A beluga whale learned to talk like human just by listening to human conversations. Its ability to mimic human voice was so good that once a diver thought someone in the water was actually talking to him, says a new study.

According to the National Marine Mammal Foundation, the beluga whale called NOC could imitate human voice.

"The whale's vocalizations often sounded as if two people were conversing in the distance. These 'conversations' were heard several times before the whale was eventually identified as the source. In fact, we discovered it when a diver mistook the whale for a human voice giving him underwater directions," said Dr. Sam Ridgway, President of the National Marine Mammal Foundation.

Researchers at NMMF recorded the whale's voice both underwater and in air and studied the physiology behind the whale's ability to imitate human voice.

The study on the beluga whale, NOC, is published in the journal Current Biology.
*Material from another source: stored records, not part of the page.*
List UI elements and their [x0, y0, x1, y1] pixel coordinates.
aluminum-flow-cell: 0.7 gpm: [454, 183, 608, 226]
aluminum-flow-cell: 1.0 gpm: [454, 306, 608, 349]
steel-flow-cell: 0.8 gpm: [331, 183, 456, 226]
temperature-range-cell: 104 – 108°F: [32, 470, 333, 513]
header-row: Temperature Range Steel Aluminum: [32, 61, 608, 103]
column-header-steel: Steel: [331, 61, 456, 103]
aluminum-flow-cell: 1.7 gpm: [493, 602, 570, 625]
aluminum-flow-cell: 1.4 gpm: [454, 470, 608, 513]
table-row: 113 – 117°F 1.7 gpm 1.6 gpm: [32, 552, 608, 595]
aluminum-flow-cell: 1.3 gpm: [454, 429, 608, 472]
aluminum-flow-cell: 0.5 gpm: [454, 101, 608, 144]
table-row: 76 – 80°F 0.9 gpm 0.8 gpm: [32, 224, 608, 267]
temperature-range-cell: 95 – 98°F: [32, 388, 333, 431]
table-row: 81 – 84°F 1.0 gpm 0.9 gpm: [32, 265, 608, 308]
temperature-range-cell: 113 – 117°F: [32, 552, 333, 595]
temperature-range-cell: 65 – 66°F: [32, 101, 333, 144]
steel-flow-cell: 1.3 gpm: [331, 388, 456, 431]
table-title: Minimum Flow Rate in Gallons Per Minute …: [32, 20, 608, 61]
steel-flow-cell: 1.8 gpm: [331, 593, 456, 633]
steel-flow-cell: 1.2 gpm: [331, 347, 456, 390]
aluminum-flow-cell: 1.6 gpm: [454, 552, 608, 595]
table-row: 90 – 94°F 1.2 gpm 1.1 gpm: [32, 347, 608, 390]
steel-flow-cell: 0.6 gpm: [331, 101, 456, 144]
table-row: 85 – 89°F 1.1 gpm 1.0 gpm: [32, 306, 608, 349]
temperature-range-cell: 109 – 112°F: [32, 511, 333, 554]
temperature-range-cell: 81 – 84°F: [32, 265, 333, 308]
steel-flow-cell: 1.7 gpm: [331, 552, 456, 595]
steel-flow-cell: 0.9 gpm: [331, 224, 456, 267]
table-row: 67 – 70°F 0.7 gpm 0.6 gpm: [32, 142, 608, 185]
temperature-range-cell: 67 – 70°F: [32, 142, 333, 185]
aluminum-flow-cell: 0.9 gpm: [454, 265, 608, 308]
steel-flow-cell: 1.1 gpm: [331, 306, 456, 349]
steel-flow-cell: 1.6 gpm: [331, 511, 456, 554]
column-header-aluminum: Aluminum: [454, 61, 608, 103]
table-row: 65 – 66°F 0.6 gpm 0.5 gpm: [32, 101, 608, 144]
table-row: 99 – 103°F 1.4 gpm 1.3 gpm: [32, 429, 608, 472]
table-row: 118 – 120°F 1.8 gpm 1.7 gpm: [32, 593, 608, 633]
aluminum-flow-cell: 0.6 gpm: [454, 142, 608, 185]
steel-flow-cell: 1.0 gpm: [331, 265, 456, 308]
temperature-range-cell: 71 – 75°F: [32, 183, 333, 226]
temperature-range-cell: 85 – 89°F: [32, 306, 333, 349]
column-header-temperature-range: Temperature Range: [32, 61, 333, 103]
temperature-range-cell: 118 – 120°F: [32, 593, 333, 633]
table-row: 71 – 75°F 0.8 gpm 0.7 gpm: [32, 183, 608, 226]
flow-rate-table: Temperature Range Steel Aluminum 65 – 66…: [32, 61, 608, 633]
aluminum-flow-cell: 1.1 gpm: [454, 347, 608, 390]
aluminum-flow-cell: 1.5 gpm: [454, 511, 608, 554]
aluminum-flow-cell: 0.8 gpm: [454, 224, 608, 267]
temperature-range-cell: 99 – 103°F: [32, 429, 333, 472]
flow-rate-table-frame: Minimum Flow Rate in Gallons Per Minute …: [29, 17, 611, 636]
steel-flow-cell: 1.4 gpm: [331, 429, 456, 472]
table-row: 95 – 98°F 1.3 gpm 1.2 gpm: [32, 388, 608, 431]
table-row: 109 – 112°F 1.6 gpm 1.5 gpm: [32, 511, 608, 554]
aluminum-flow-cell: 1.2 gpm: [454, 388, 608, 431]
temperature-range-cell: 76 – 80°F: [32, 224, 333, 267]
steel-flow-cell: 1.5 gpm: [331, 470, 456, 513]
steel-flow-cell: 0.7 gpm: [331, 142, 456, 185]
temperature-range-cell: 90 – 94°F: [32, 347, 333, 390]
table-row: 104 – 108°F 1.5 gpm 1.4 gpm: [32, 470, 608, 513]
Ridgway isn't the first person to discover a "talking whale". In the 1940s, scientists discovered that a group of beluga whales mimicked human voices and the sounds were almost like "children shouting in the distance", according to Nature.

The beluga whale stopped talking like a human around four year after its mimicking abilities were discovered. Researchers say that the loss of speech might be because the whale had matured.

"When NOC matured, we no longer heard speech-like sounds, but he did remain quite vocal. While it's been a number of years since we first encountered this spontaneous mimicry, it's our hope that publishing our observations now will lead to further discoveries about marine mammal learning and vocalization," Ridgway said in a statement.

According to Peter Tyack, a marine biologist from the University of St. Andrews in Scotland, the study on NOC is important because it shows that whales can produce "completely new sounds in its repertoire just by listening", according to National Geographic.

Researchers found that NOC could imitate human voice by increasing pressure in the air sacs, so much that one could see the whale's head bulge a little as it talked. "The human voice appears to be very difficult for a cetacean to mimic," Ridgway said, National Geographic reports.